そんな往年のスリラー映画の味わいがこの作品にはある。
舞台は荒原の中にポツンと建ったモーテル、登場人物は全部で7人。設定はいたってシンプルである。その分、7人にはそれぞれストーリーの展開に関わる役割があり、少しずつ判明するモーテルのからくり屋敷のような作りが迷路のような物語を象徴している。
デビッド(ルーク・ウィルソン)とエイミー(ケイト・ベッキンセール)の夫妻は離婚目前の危ういカップル。
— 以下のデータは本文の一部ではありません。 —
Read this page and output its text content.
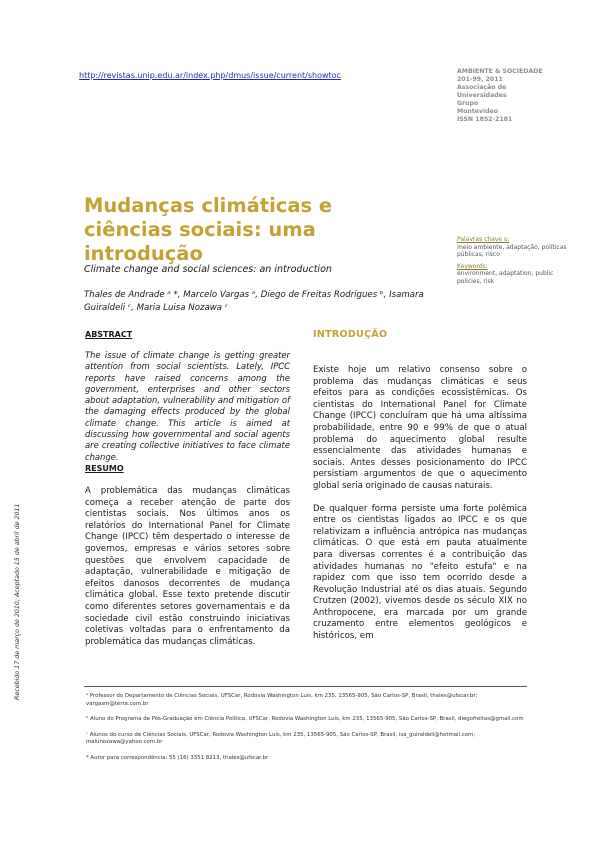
http://revistas.unip.edu.ar/index.php/dmus/issue/current/showtoc	AMBIENTE & SOCIEDADE
201-99, 2011
Associação de
Universidades
Grupo
Montevideo
ISSN 1852-2181
Mudanças climáticas e ciências sociais: uma introdução
Climate change and social sciences: an introduction
Thales de Andrade ᵃ *, Marcelo Vargas ᵃ, Diego de Freitas Rodrigues ᵇ, Isamara Guiraldeli ᶜ, Maria Luisa Nozawa ᶜ
Palavras chave s:
meio ambiente, adaptação, políticas públicas, risco
Keywords:
environment, adaptation, public policies, risk
ABSTRACT

The issue of climate change is getting greater attention from social scientists. Lately, IPCC reports have raised concerns among the government, enterprises and other sectors about adaptation, vulnerability and mitigation of the damaging effects produced by the global climate change. This article is aimed at discussing how governmental and social agents are creating collective initiatives to face climate change.

RESUMO

A problemática das mudanças climáticas começa a receber atenção de parte dos cientistas sociais. Nos últimos anos os relatórios do International Panel for Climate Change (IPCC) têm despertado o interesse de governos, empresas e vários setores sobre questões que envolvem capacidade de adaptação, vulnerabilidade e mitigação de efeitos danosos decorrentes de mudança climática global. Esse texto pretende discutir como diferentes setores governamentais e da sociedade civil estão construindo iniciativas coletivas voltadas para o enfrentamento da problemática das mudanças climáticas.

INTRODUÇÃO

Existe hoje um relativo consenso sobre o problema das mudanças climáticas e seus efeitos para as condições ecossistêmicas. Os cientistas do International Panel for Climate Change (IPCC) concluíram que há uma altíssima probabilidade, entre 90 e 99% de que o atual problema do aquecimento global resulte essencialmente das atividades humanas e sociais. Antes desses posicionamento do IPCC persistiam argumentos de que o aquecimento global seria originado de causas naturais.

De qualquer forma persiste uma forte polêmica entre os cientistas ligados ao IPCC e os que relativizam a influência antrópica nas mudanças climáticas. O que está em pauta atualmente para diversas correntes é a contribuição das atividades humanas no "efeito estufa" e na rapidez com que isso tem ocorrido desde a Revolução Industrial até os dias atuais. Segundo Crutzen (2002), vivemos desde os século XIX no Anthropocene, era marcada por um grande cruzamento entre elementos geológicos e históricos, em

ᵃ Professor do Departamento de Ciências Sociais, UFSCar, Rodovia Washington Luís, km 235, 13565-905, São Carlos-SP, Brasil, thales@ufscar.br; vargasm@terra.com.br

ᵇ Aluno do Programa de Pós-Graduação em Ciência Política, UFSCar, Rodovia Washington Luís, km 235, 13565-905, São Carlos-SP, Brasil, diegofreitas@gmail.com

ᶜ Alunos do curso de Ciências Sociais, UFSCar, Rodovia Washington Luís, km 235, 13565-905, São Carlos-SP, Brasil, isa_guiraldeli@hotmail.com; malunozawa@yahoo.com.br

* Autor para correspondência: 55 (16) 3351 8213, thales@ufscar.br

Recebido 17 de março de 2010; Aceptado 15 de abril de 2011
親族のパーティーの帰りに道に迷い、やむなくさびれたモーテルで一夜を明かすことになる。
モーテルに至る車中のやり取りには身につまされる。すれ違い、口げんかの加減がリアルである。幹線道路を外れ、近道のつもりが迷ってしまった夫をなじる妻、イライラを募らせる夫。一方で、長年連れ添ったゆえの“絆”も見え隠れする。
対して、取り巻く環境はどんどん怪しくなる。街灯もない暗闇が不安を掻き立てる。演出的には、サイドミラーを“第2の画面”に利用し、妻の不安げな表情を際立たせる。ジャン=ジャック・ベネックス監督のデビュー作「ディーバ」(81年)でも効果的に使われていた手法だ。
問題のモーテルへの宿泊を余儀なくされ、しだいに追い詰められるに従って、夫妻のささくれは氷解し、絆が甦る図式だ。リアルな夫婦関係と、現実とは思えなくなっていく周辺環境が不思議なほど折り合う。今作がハリウッドデビューというニムロッド・アーントル監督の演出は堅実だ。ロス生まれながら、90年からつい3年前までハンガリーで過ごしたというプロフィールを見てしまったせいかもしれないが、全体にセピアなトーンが東欧調の重さのようにも思える。
詳述は避けるが、モーテルではスナッフ・フィルム(実際の殺人を撮影したフィルム)の製作が秘かに行われている。そのための秘密の地下通路などのからくりもあり、夫妻がこれを逆手に取って反撃を試みる場面もある。
血しぶきが飛び散るシーンは皆無といっていい。突然背後から、なんていうこともない。恐怖はじわじわと、しだいにその理由も明らかに、というオーソドックスなパターンをしっかりと踏んでいる。
妙な言い方になるが腰をすえてヒヤヒヤ、ハラハラを楽しめる作品である。逆にもの足りなさを感じるとしたら、「残虐」「意表」という部分が欠落しているからである。
片田舎のモーテルのセットは、実際に米国の田舎を知らないにも関わらず“いかにも”と思わせる質感がある。小物に至るまで細心の注意が払われているのだと思う。
米国のディープな田舎にひそむ言い知れない恐怖については、これまでも様々な映画で描かれてきた。「イージーライダー」(69年)のラストで主人公をオートバイごと吹っ飛ばした農夫の銃弾はいまだに鮮やかに記憶しているし、「悪魔のいけにえ」(74年)を始めとする類作ホラーの数々の根底にもその空気のようなものが反映されていた。
今作に漂う“田舎の恐怖”はそんな伝統に裏打ちされている。